Bill Gates: How to Become an Elitist Snob

A project under development by Mary Lou Jepson, a former Intel chip designer, seeks to put $150 laptops into the hands of the world's children. While I wouldn't allow my children unfettered access to a laptop, they do get the benefits of using the information highway for all sorts of research. We have learned about pirates and other important people--forget the library, we go straight to the sources.

I can see how this access to information would be an advantage to a child out in the middle of nowhere. Like books, a computer can be a tool to connect people, educate people.

Bill Gates once thought this, too. According to his biography on his website:

Guided by a belief that the computer would be a valuable tool on every office desktop and in every home, they began developing software for personal computers. Gates' foresight and his vision for personal computing have been central to the success of Microsoft and the software industry.
I tortured myself and read Gate's book Business at the Speed of Thought. My distinct impression was that like Sam Walton, Bill Gates was driven by a populist urge to get power to the people.

Now, a project presents itself to get information power to all the world, and Bill Gates balks:
The detractors include two computer industry giants, Intel and Microsoft, pushing alternative approaches.

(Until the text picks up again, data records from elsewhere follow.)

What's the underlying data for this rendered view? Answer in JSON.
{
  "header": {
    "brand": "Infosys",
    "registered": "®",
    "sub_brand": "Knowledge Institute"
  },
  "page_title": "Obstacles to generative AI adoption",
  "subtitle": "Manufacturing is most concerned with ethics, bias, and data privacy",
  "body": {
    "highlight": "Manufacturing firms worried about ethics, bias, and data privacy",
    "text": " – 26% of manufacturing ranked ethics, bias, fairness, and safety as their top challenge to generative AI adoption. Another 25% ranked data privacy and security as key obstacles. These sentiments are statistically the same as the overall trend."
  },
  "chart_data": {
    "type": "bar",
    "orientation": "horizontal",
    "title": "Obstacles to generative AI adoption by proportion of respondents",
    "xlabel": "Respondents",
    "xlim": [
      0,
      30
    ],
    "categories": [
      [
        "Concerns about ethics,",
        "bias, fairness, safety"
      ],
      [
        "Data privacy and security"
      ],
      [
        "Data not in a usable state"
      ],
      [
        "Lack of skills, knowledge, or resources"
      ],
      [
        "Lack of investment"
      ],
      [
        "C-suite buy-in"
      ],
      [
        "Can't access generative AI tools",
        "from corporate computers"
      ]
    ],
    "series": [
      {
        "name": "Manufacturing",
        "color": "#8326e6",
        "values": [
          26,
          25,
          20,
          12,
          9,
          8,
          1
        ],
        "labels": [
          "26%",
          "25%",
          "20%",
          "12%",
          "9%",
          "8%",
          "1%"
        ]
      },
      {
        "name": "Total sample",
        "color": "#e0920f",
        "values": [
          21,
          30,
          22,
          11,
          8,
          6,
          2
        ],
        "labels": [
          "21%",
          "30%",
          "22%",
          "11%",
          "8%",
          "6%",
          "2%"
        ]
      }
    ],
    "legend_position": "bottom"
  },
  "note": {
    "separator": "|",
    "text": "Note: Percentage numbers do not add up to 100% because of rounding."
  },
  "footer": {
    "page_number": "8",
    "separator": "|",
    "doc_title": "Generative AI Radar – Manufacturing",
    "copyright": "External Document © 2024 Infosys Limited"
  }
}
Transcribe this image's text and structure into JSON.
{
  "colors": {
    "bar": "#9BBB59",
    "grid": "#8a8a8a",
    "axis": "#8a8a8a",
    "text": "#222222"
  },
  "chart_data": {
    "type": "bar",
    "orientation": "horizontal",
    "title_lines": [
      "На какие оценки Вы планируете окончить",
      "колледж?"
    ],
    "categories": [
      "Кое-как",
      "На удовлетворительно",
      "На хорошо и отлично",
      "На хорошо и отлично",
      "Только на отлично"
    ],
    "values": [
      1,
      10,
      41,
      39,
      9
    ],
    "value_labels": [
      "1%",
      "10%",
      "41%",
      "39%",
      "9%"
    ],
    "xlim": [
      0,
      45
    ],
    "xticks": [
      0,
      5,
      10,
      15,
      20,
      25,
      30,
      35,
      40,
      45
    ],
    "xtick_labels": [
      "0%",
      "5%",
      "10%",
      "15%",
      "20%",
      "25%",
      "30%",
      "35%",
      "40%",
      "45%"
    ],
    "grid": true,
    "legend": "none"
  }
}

Intel has developed a $400 laptop aimed at schools as well as an education program that focuses on teachers instead of students. And Bill Gates, Microsoft’s chairman and a leading philanthropist for the third world, has questioned whether the concept is “just taking what we do in the rich world” and assuming that that is something good for the developing world, too.
How is more information a bad thing? Does he fear for the U.S.'s security, as computer networking enables the bad guys to communicate and learn bad things? Ha! If only, he had that concern.

No, I think Bill has morphed with his big bucks into a classic leftist elite. More concerned about maintaining power than innovating and a whole lot smarter than you or me, he wants to horde information.

There is this notion that people of different cultures have different fundamental needs than those of us lucky enough (would never say blessed) to live in Western society. That is just snooty nonsense. Maslow's Hierarchy of Needs are the same today as ever. And Viktor Frankl was right, too: Men need meaning in their lives.

After being fed, clothed, and cared for, why not feed and care for the Third World's minds, too?